Slick Changeovers on Chances
Efficient stance management is useful on long multi pitch routes as it saves time, giving you more time for climbing rather than faffing with ropes! It may also mean that you are off the route before darkness or the weather changes. Having safe simple systems that both you and your partner are familiar with is best. Here are some ideas
Have a plan and try to visualise the whole belay set up, second arriving, sorting gear and leader departing before actually doing anything! This can be a lot to consider initially but with experience will lead to efficient swap overs and time being saved.
As you arrive at the stance consider the best place for you to be standing in, try to make things as comfortable for yourself as possible. This will mean you are more relaxed and able to concentrate on what you are doing. Often though where you end up standing will be dictated by where the best gear placements are. Don't sacrifice safety for a comfortable stance! If you can take into account where the second will stand once they arrive and in what direction the leader will move off in, this will reduce the chance of rope twists and tangles allowing the whole process to go more smoothly.
Make good use of your time.
Whilst the second is putting on their rock boots or taking off a jacket you can be clipping the remains of the rack to an accessible place on the belay anchors (if the second is going to lead through).
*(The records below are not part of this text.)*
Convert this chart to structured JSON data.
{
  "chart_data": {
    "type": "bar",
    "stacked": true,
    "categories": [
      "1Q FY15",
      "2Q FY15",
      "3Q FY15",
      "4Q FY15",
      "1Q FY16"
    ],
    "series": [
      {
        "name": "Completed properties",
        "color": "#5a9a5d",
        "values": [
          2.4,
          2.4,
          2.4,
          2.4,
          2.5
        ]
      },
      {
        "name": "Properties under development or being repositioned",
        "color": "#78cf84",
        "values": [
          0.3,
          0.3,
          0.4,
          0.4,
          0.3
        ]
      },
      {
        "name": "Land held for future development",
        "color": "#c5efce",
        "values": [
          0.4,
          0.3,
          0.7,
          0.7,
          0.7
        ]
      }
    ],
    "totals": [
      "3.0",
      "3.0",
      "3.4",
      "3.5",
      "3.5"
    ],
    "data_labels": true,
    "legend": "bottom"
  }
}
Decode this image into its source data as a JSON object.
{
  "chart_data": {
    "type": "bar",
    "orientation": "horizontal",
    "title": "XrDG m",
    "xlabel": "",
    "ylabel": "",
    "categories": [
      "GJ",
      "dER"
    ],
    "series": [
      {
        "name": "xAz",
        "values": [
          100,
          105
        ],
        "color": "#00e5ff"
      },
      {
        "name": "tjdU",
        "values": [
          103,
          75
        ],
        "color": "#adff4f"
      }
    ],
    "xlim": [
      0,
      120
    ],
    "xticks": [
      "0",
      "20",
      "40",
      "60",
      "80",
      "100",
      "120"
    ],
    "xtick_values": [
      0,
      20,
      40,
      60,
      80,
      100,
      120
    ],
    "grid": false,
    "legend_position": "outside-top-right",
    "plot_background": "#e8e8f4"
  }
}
This is best done before the stance becomes crowded with a second or possibly a third person. Before you get the second to climb consider if you need to put an extra layer on, or get that chocolate bar out of your pocket - try and work out how long you might be standing on that ledge for!
Hopefully you will already have discussed this, know who will be leading off and therefore built an appropriate belay. If you are swapping leads then tying into the anchors with your ropes is the best method.
If you will be leading off again then equalising the anchors to a single point with slings would make your life easier when you swap roles.
Whilst belaying you can be planning how to make the second safe when they arrive.
If the second is going to lead through then you need to make them temporarily safe. This can be done most simply by tying an overhand knot on the bight in the dead rope.
There is no need to tie the plate off with a more complicated releasable knot as there should be no need to release it under load.
If you make the loop quite large you can then clip this into your tie-in loop to keep your partner safe whilst changing the orientation of the belay plate.
If you do not need to change the plate over then the overhand knot butted up against the belay plate is fine.
Once your partner is safe the rack can be sorted, the guidebook checked again and you can give them any useful information that you have gleaned from the route above, such as where the first runner is or a crucial hand hold.
Don't forget to take the nut key from them if you are sharing one.
Same person leading off again
In this situation the second needs to attach themselves to the belay and be in a position to belay the leader. If you have thought ahead and equalised the anchors to a single point then this is a simple process of attaching one screwgate. You may not have been able to set up an equalised anchor due to the position of the anchors or the gear that you have left. Maybe your second was planning to lead off but has had a change of heart now they have seen the next pitch and decides you should lead it. In this situation they will need to replicate the way you are tied in with their ropes. Make sure they clip in underneath your ropes to avoid any tangles.
The second can now run the rope through to ensure that it is the right way up for you leading off. It is worth taking a moment to do this now rather than finding yourself on the crux move with the belayer unable to pay out any slack due to a knot in the rope!